Je n'ai jamais caché que je n'avais pas grande estime pour les sanctions et la démonstration de puissance militaire. Cela sert plutôt à aggraver la situation, à renforcer le nationalisme des deux parties et le populisme sans aider à résoudre efficacement le problème. Lorsque, dans des années 60, la situation était très explosives, des personnes visionnaires comme Willy Brandt et Egon Bahr n'ont pas appelé aux sanctions et au renforcement de la confrontation, ils ont agi différemment, en déclarant : «Faisons un pas en arrière. Réfléchissons à cette situation et trouvons un moyen de former une nouvelle coopération.» Cela a par la suite donné lieu à la conférence à Helsinki en 1975 et à l'unification de l’Allemagne et de l’Europe.
Il ne faut peut-être pas résoudre toutes les question de façon immédiate et une fois pour toutes. Mais il ne faut pas rester coincé pour l’éternité
RT : Le Russie, tout comme l'Occident et les partenaires allemands évoquent avec regret l’intolérance de chacun. Qui devrait faire le premier pas ?
M. P. : Idéalement, les deux parties. Mais cela n'aura probablement pas lieu. Ce qu'il faut faire c'est repartir de zéro dans les relations avec la Russie, et essayer, par étapes, par le partenariat ou l'amitié, ce qui prendrait un certain temps, car beaucoup de choses ont été détruites, mais constitue une certaine dimension dans le cadre de laquelle on pourrait communiquer de façon raisonnable et sans accusations mutuelles.

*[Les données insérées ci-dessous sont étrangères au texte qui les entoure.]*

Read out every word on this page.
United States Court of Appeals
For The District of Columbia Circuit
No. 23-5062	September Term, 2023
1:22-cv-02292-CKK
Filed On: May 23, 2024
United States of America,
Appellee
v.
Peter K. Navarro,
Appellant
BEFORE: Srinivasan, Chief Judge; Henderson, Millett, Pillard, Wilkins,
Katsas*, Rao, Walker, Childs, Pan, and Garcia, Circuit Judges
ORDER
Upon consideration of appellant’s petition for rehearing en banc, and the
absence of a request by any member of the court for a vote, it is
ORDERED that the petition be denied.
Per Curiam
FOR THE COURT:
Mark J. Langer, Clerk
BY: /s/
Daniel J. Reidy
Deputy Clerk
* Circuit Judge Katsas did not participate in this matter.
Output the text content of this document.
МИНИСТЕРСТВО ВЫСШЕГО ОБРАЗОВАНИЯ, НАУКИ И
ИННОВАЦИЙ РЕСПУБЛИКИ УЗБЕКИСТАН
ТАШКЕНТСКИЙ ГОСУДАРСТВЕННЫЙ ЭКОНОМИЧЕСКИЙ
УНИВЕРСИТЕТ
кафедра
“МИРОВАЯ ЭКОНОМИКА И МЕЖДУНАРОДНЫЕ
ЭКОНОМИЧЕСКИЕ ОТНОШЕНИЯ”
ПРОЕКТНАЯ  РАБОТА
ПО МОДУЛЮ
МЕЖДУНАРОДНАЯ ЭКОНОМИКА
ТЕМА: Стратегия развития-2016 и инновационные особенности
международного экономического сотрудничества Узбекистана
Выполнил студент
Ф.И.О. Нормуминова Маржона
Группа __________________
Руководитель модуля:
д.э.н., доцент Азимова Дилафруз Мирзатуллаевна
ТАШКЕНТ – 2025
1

Prenons la question clé qui nous divise - celle de la Crimée. La question de la Crimée reste irrésolue. Mais nous l'écartons pour le moment et essayons de résoudre et de discuter ensemble de toutes les questions qui se posent, en vue de rétablir petit à petit la confiance. Il ne faut peut-être pas résoudre toutes les question de façon immédiate et une fois pour toutes. Je ne sais pas comment on pourrait le faire. Mais il ne faut pas non plus rester coincé pour l’éternité.